Foto: Divulgação/Rafael Bandeira

Exposição e rifa

'Isto é uma bala de borracha' está exposta no SESC Santo Amaro, localizado no bairro de Santo Amaro, região central do Recife, como parte de uma mostra promovida pelo Coletivo Pão e Tinta. Quem se interessar pela obra pode, também, participar de uma rifa que está sendo realizada pelo próprio artista. Os números podem ser adquiridos através do Instagram @metademacaco. O resultado será divulgado no mesmo perfil, no próximo domingo (29), dia em que o #29MForaBolsonaro completa um ano. 
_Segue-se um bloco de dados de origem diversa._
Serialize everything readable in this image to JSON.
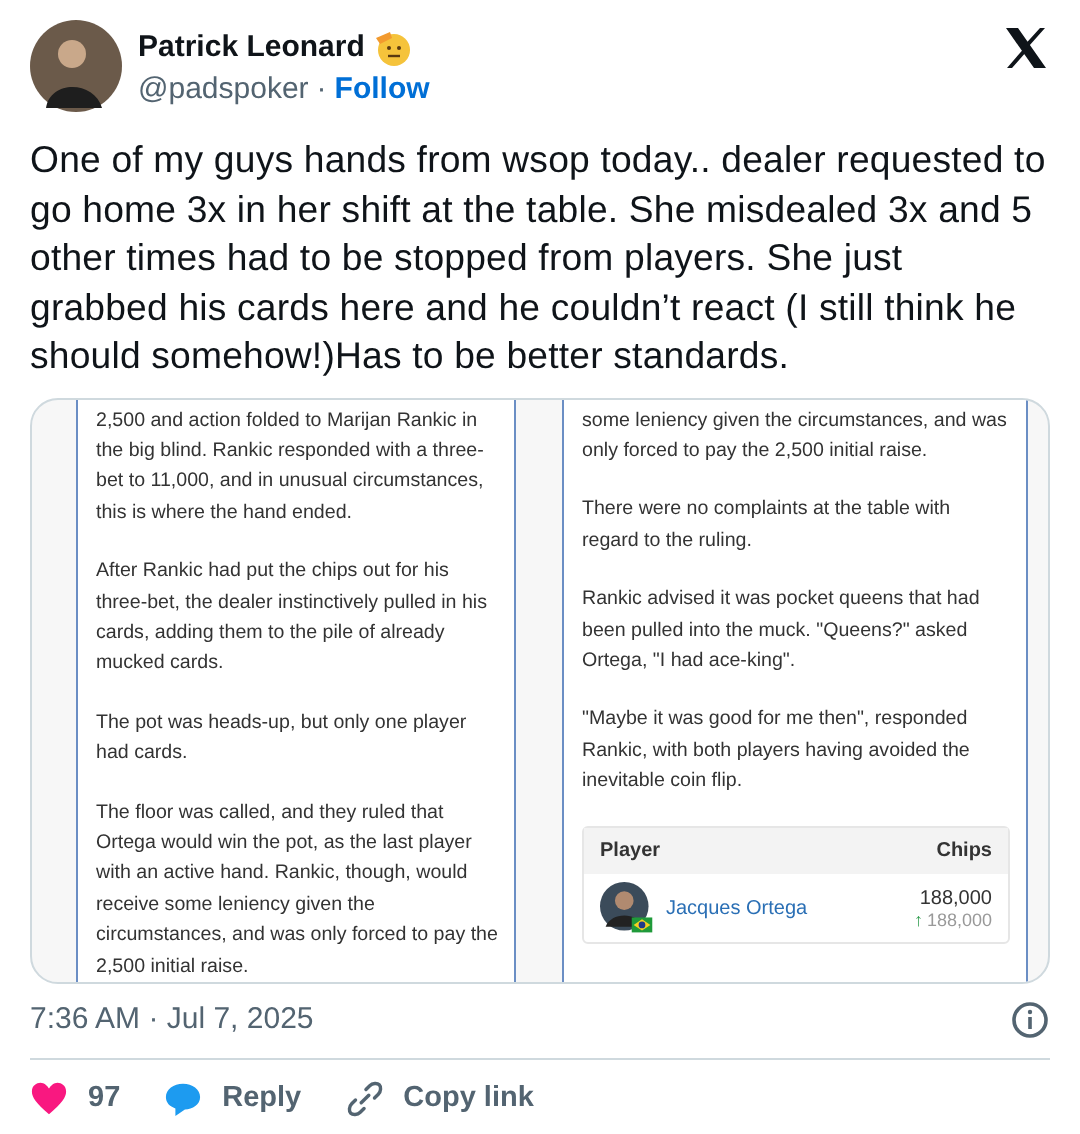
{
  "author": {
    "name": "Patrick Leonard",
    "handle": "@padspoker",
    "separator": "·",
    "follow": "Follow"
  },
  "text": "One of my guys hands from wsop today.. dealer requested to go home 3x in her shift at the table. She misdealed 3x and 5 other times had to be stopped from players. She just grabbed his cards here and he couldn’t react (I still think he should somehow!)Has to be better standards.",
  "article": {
    "columns": [
      {
        "paragraphs": [
          "2,500 and action folded to Marijan Rankic in the big blind. Rankic responded with a three-bet to 11,000, and in unusual circumstances, this is where the hand ended.",
          "After Rankic had put the chips out for his three-bet, the dealer instinctively pulled in his cards, adding them to the pile of already mucked cards.",
          "The pot was heads-up, but only one player had cards.",
          "The floor was called, and they ruled that Ortega would win the pot, as the last player with an active hand. Rankic, though, would receive some leniency given the circumstances, and was only forced to pay the 2,500 initial raise."
        ]
      },
      {
        "paragraphs": [
          "some leniency given the circumstances, and was only forced to pay the 2,500 initial raise.",
          "There were no complaints at the table with regard to the ruling.",
          "Rankic advised it was pocket queens that had been pulled into the muck. \"Queens?\" asked Ortega, \"I had ace-king\".",
          "\"Maybe it was good for me then\", responded Rankic, with both players having avoided the inevitable coin flip."
        ],
        "table": {
          "columns": [
            "Player",
            "Chips"
          ],
          "rows": [
            {
              "player": "Jacques Ortega",
              "chips": "188,000",
              "change_arrow": "↑",
              "change": "188,000"
            }
          ]
        }
      }
    ]
  },
  "timestamp": "7:36 AM · Jul 7, 2025",
  "actions": [
    {
      "kind": "like",
      "label": "97"
    },
    {
      "kind": "reply",
      "label": "Reply"
    },
    {
      "kind": "copy",
      "label": "Copy link"
    }
  ]
}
Foto: Divulgação/Rafael Bandeira

Em tempo

As notícias sobre a ação policial que reprimiu o ato no Recife, naquele 29 de maio de 2021 ganhou o país rapidamente. No dia, o governador Paulo Câmara fez um pronunciamento repudiando "todo ato de violência" e afirmando que o oficial comandante da operação e outros policiais envolvidos seriam imediatamente afastados. Até aquele momento, nem mesmo ele sabia de quem havia saído a ordem para que o Batalhão de Choque fosse às ruas para dispersar a manifestação com tamanha truculência. Tal informação continua em sigilo. 
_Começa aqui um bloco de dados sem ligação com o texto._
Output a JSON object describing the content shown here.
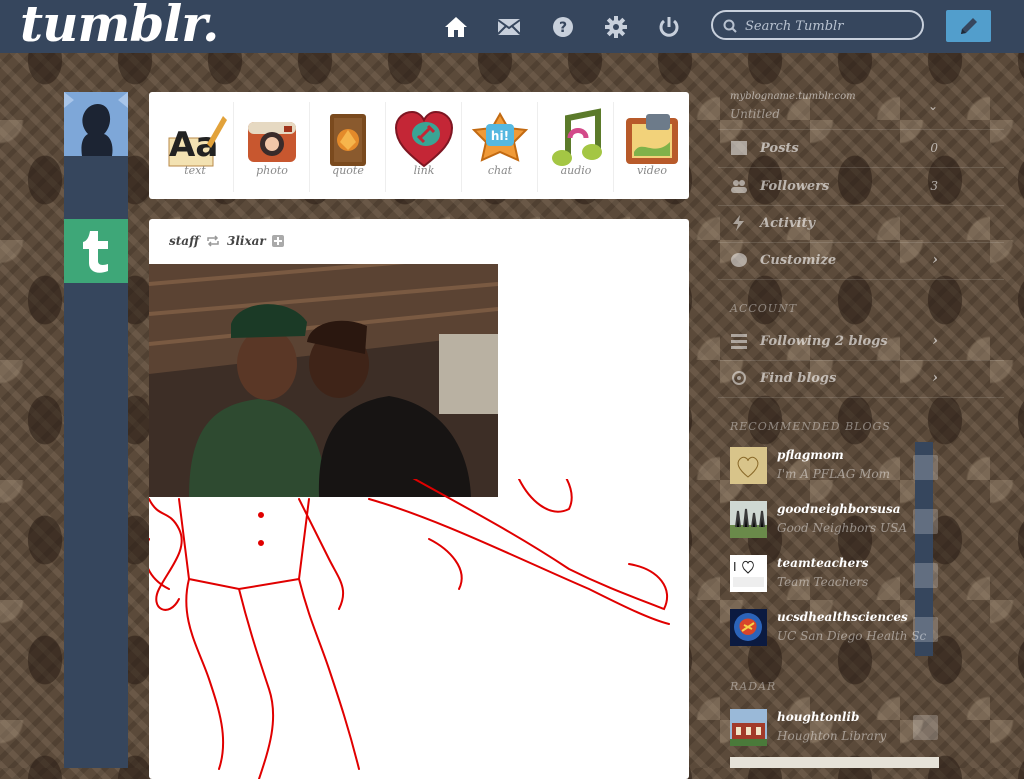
{
  "topbar": {
    "logo": "tumblr.",
    "search_placeholder": "Search Tumblr",
    "nav_icons": [
      "home-icon",
      "mail-icon",
      "help-icon",
      "settings-icon",
      "power-icon"
    ],
    "compose_icon": "pencil-icon"
  },
  "post_types": [
    {
      "label": "text",
      "icon": "text-icon"
    },
    {
      "label": "photo",
      "icon": "camera-icon"
    },
    {
      "label": "quote",
      "icon": "quote-icon"
    },
    {
      "label": "link",
      "icon": "link-icon"
    },
    {
      "label": "chat",
      "icon": "chat-icon"
    },
    {
      "label": "audio",
      "icon": "audio-icon"
    },
    {
      "label": "video",
      "icon": "video-icon"
    }
  ],
  "post": {
    "author": "staff",
    "reblogged_from": "3lixar"
  },
  "sidebar": {
    "blog_url": "myblogname.tumblr.com",
    "blog_title": "Untitled",
    "rows": [
      {
        "label": "Posts",
        "count": "0",
        "icon": "posts-icon"
      },
      {
        "label": "Followers",
        "count": "3",
        "icon": "followers-icon"
      },
      {
        "label": "Activity",
        "count": "",
        "icon": "activity-icon"
      },
      {
        "label": "Customize",
        "count": "",
        "icon": "palette-icon"
      }
    ],
    "account_heading": "ACCOUNT",
    "account_rows": [
      {
        "label": "Following 2 blogs",
        "icon": "following-icon"
      },
      {
        "label": "Find blogs",
        "icon": "find-blogs-icon"
      }
    ],
    "recommended_heading": "RECOMMENDED BLOGS",
    "recommended": [
      {
        "name": "pflagmom",
        "tagline": "I'm A PFLAG Mom"
      },
      {
        "name": "goodneighborsusa",
        "tagline": "Good Neighbors USA"
      },
      {
        "name": "teamteachers",
        "tagline": "Team Teachers"
      },
      {
        "name": "ucsdhealthsciences",
        "tagline": "UC San Diego Health Sc"
      }
    ],
    "radar_heading": "RADAR",
    "radar": {
      "name": "houghtonlib",
      "tagline": "Houghton Library"
    }
  },
  "colors": {
    "navy": "#36465d",
    "compose_blue": "#529ecc",
    "tumblr_green": "#3ea778",
    "drawing_red": "#e00000"
  }
}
Três dias depois, o comandante da Polícia Militar de Pernambuco à época, coronel Vanildo Maranhão, pediu exoneração do cargo. Pouco mais tarde, o então Secretário de Defesa do estado, Antônio de Pádua, colocou seu posto à disposição do governador, que aceitou o pedido. 

Batalhão de Choque durante ato pacífico realizado no centro do Recife, em maio de 2021.  Foto: Rafael Bandeira/LeiaJáImagens/Arquivo

À época, a SDS afastou 16 policiais militares. O terceiro sargento Reinaldo Belmiro Lins foi indiciado por lesão corporal gravíssima e omissão de socorro pelo tiro que atingiu Jonas França. Já o policial militar que atirou em Daniel só foi identificado em março deste ano, 10 meses após o ocorrido, mas não teve seu nome revelado.

Também no mês de março, o inquérito policial militar instaurado foi concluído com o indiciamento de quatro dos investigados por prática de crime militar, sendo dois oficiais e dois praças. Segundo a Secretária de Defesa Social, todos foram submetidos a processos disciplinares. Os autos do inquérito foram, então, enviados ao Ministério Público para análise e possível oferecimento da denúncia. 

Já o capitão Elton Máximo de Macedo, que também era investigado, ganhou uma promoção a major, do Governo do Estado, em fevereiro deste ano, por antiguidade. Ele estava no comando do Batalhão de Choque naquele 29 de maio. Entre as vítimas que perderam a visão, Jonas acabou fazendo um acordo com o governo do Estado e recebeu uma indenização de valor não revelado. Daniel, entretanto, segue esperando uma reparação do governo pernambucano.